President Trump Signs Executive Order Ending Migrant Family Separations At Border
President Donald Trump signed an executive order Wednesday that ends the administration’s policy of separating migrant families crossing the U.S.-Mexico border, abandoning the president’s previous stance that only Congress can fix the problem.
“I didn’t like the sight or the feeling of families being separated,” the president told reporters in the Oval Office, flanked by Homeland Security Secretary Kirstjen Nielsen and Vice President Mike Pence. “I think anybody with a heart would feel strongly about it. We don’t like to see families separated.”
Trump said that he wanted to continue enforcing a strong policy at the border, an issue he campaigned on: “We are keeping a very powerful border and it continues to be a zero tolerance. We have zero tolerance for people that enter our country illegally.”
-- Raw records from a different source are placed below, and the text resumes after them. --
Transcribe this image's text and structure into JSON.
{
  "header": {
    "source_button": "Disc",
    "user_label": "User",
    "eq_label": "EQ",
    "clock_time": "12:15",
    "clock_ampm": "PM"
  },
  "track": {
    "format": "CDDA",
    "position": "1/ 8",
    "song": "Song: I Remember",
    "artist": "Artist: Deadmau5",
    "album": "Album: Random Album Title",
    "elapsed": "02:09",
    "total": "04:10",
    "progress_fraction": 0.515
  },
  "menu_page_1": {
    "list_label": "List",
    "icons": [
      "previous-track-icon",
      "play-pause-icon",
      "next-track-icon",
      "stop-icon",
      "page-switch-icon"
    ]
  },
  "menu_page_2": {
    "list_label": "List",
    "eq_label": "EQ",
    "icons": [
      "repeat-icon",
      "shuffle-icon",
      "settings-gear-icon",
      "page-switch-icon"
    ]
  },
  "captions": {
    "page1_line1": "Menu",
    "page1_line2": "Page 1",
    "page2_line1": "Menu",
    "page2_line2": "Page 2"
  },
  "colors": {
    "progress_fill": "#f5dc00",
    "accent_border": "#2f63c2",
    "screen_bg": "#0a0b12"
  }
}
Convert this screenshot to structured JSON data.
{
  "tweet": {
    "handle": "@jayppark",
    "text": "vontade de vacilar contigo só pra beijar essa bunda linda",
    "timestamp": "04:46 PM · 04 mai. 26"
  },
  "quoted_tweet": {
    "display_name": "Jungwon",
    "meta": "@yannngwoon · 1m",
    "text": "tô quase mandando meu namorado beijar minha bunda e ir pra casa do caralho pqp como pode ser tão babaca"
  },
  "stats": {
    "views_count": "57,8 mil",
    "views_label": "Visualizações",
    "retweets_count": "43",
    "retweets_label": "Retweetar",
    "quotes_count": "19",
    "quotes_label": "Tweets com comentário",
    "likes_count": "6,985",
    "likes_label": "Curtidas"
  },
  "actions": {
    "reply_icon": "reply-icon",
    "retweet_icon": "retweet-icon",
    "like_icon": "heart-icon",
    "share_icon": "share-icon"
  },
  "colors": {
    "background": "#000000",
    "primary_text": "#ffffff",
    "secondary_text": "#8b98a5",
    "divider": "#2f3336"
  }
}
First lady Melania Trump and first daughter Ivanka Trump felt “very strongly” about ending the separation of immigrant families who tried to cross the border into the United States, President Trump said Wednesday as he signed an executive order ending a practice that has provoked widespread outrage.
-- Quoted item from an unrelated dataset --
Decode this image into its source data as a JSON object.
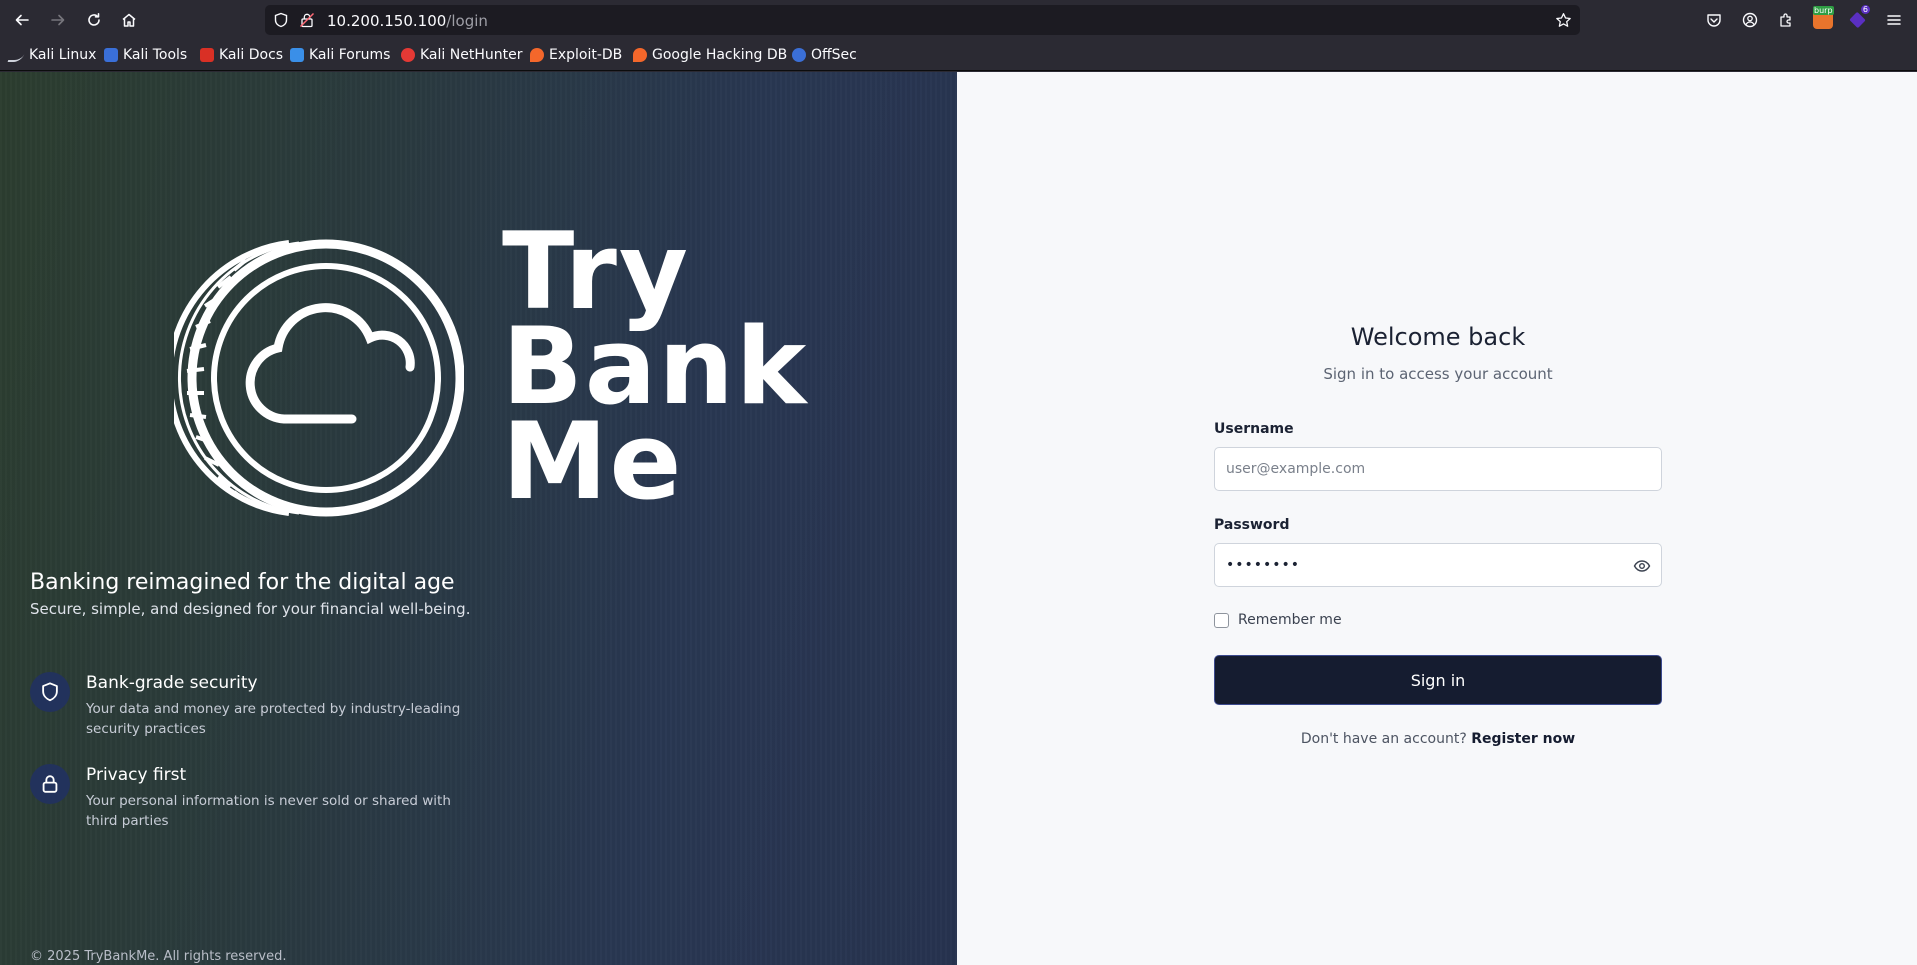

“Ivanka feels very strongly, my wife feels very strongly about it, I feel very strongly about it,” Trump said. “I think anybody with a heart would feel very strongly about it,” he said.
Ivanka thanked her father on Twitter after he signed the executive order for “taking critical action ending family separation.”
Thank you @POTUS for taking critical action ending family separation at our border. Congress must now act + find a lasting solution that is consistent with our shared values;the same values that so many come here seeking as they endeavor to create a better life for their families
— Ivanka Trump (@IvankaTrump) June 20, 2018
Sources explain that the executive action by Trump could be seen to run afoul of the 1997 order and would likely draw a lawsuit. But the White House wants to try to take steps to uphold the enforcement of the law, while at the same time lessening the trauma of children being separated from their parents.